The same mix of Art Nouveau aesthetics and Tunisian tradition informs the work of the new generation of designers. Aycha Ben Chérif is one. A self-taught jeweler, she learned the trade by watching artisans and goldsmiths in the souks, the ancient and still-thriving markets in Arab cities.

Her work juxtaposes an Art Nouveau sensitivity for curves and materials with Berber references. For example, she uses local symbols of luck — such as the fish or the khamsa, the hand that protects against the evil eye — reinterpreting them, true to the early 20th-century style, in natural materials and semiprecious stones such as coral or turquoise, delicately inserted into gold frames and chains.

“My discovery of South Tunisian traditional jewelry was a revelation,” Ms. Ben Chérif said in an interview. “I like to reinvent elements of the local heritage so they can be worn today.” In some pieces, she uses elements of traditional bridal wear, with a neo-Art Nouveau twist. “These traditional pieces cover the entire chest with filigree, semiprecious stones and engraved coins,” she said. “I keep the shape and some of the elements, but I give them a new meaning.”

Her technique remains close to the ancient ways of cutting and using diamonds and other precious materials. “Aycha makes flowers set with chichkhan, diamond chips cut in an artisanal technique that was used before today’s modern carving methods,” Ms. Soussi said.

Neila and Meriem Sherif are an aunt-and-niece design duo whose work finds a starting point in family jewels inherited from Neila’s grandmother, dating to the 1900s. Those typical Tunisian Art Nouveau pieces, with their use of drop shapes and other natural forms, are redolent of the European fine jewelry of the time — from Tiffany, Fabergé and Lalique, among others. But they also incorporate local, traditional emblematic elements, such as bees, spiders, snakes, dragonflies, turtles, birds and indigenous flowers.

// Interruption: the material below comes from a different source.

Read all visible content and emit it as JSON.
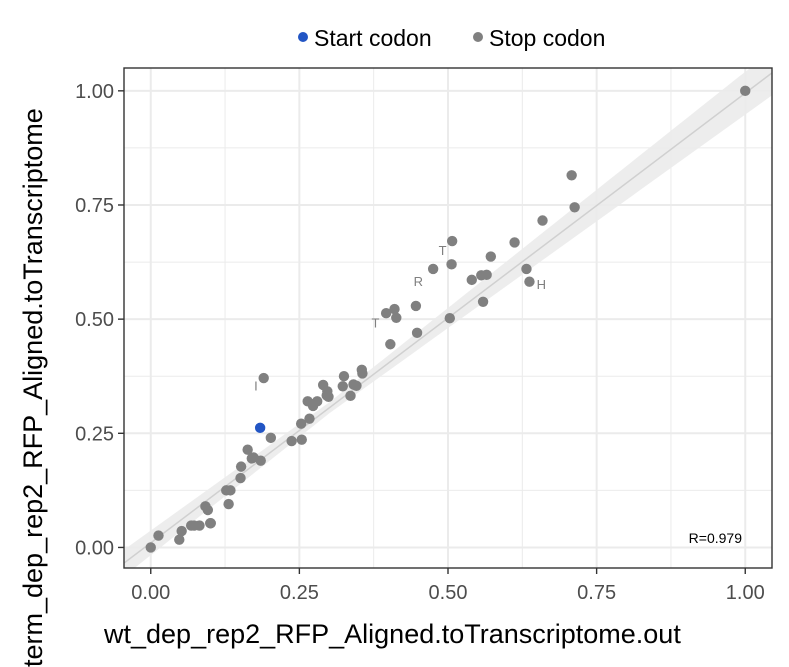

“This is part of our patrimony,” Meriem Sherif said. “Each has its own story. We’re very superstitious here.”

Yet the pieces are updated by a choice of nontraditional materials and finishes. “The original models used to be made on red, blackened gold, with precious stones,” Neila Sherif, the aunt, said. “We now use different stones, with newer colors that weren’t available back then, on yellow gold.”

In technique, too, their work is inspired by the precision characteristic of 1900s jewelry. “Rings today are much more simple, with only four claws,” she said. “Traditionally, Tunisian rings were a lot more intricate, with a bigger, more chiseled frame and a large cabochon. That is something we kept in our design.”

The pair often designs traditional crowns and headpieces for brides to wear at their weddings. “There is a definite return to tradition,” she said. “There has been an overflow of Europeanization. The girls all used to want Western-style weddings, but now traditional weddings are in again, and that’s why they are turning to us for classical pieces.”

For Dorra Sassi, a Tunis-born designer who trained in Paris and worked in a studio that designed jewelry for Chanel, Tunisian Art Nouveau has a more subliminal influence. Ms. Sassi, who returned to Tunisia last year to set up her own brand, D.S., has produced a collection that offers a baroque take on Art Nouveau, with gold bows and pearls. Although she says that she does not recognize any direct reference to her Tunisian heritage, she also says she senses the influence in her work.

“If you ask me, my inspirations are totally Parisian,” Ms. Sassi said. “Yet the only time I feel truly Tunisian is when I start making bigger pieces. Girls here like jewelry to be highly visible.”

Ms. Soussi, the art history professor, has a psychological explanation for the fashion shift. “The recurring reference to Art Nouveau is due to the fact that it was ‘la Belle Époque’ for Tunisia, which everybody subconsciously would like to relive,” she said. “The current neo-Art Nouveau jewelry scene, like the original one, is a melting pot of many different influences, and this is in the image of our country.

“You can detect Ottoman, Hispano-Moorish influences, and thousands of years of civilizations, and that’s Tunisia in a nutshell.”